La L.145/2018 (Legge di Bilancio 2019) ha modificato il D.Lgs. n. 38/2005 introducendo il nuovo articolo 2-bis, ai sensi del quale le società non quotate – fino ad allora sottoposte all’obbligo di redigere il bilancio secondo i principi internazionali IAS/IFRS – avrebbero potuto optare per i principi contabili nazionali. In virtù della mutata normativa, la facoltà del cambio dei principi contabili poteva essere esercitata già nella redazione del bilancio di esercizio dell’anno 2018.

Stando al tenore letterale della norma, le regole sulla irrevocabilità della scelta già previste dagli artt. 3 e 4 del D. Lgs. 38/2005 – non essendo state richiamate dalla L. 145/2018 – non dovrebbero applicarsi ai soggetti con titoli non quotati di cui all’art. 2-bis del D. Lgs. 38/2005.

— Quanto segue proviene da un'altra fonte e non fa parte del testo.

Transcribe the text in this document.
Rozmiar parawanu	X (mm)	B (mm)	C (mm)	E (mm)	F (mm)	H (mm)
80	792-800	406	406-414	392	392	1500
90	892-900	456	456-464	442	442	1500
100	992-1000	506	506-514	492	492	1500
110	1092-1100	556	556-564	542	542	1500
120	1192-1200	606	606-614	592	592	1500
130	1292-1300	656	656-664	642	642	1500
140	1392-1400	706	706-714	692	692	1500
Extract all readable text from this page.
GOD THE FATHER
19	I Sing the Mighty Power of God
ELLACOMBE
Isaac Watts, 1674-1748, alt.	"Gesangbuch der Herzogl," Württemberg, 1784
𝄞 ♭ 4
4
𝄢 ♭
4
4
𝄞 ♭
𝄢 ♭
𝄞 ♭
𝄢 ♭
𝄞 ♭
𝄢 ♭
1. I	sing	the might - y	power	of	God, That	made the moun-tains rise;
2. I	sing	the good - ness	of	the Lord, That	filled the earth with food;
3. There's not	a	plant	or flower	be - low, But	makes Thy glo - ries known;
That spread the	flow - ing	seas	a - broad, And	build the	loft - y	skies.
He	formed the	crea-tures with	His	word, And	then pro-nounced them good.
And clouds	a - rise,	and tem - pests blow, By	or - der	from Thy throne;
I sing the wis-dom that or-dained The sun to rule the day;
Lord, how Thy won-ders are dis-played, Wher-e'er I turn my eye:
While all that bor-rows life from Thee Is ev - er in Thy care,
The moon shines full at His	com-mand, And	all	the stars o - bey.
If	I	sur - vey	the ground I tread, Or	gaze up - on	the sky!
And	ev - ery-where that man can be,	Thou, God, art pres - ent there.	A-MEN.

L’esame del quadro normativo prende le mosse dal Decreto legislativo 28 febbraio 2005, n. 38 rubricato “Esercizio delle opzioni previste dall’articolo 5 del regolamento (ce) n. 1606/2002 in materia di principi contabili internazionali” in vigore dal 22.3.2005 e sul quale sono intervenute modifiche legislative, tra l’altro con Legge 30 dicembre 2018, n. 145.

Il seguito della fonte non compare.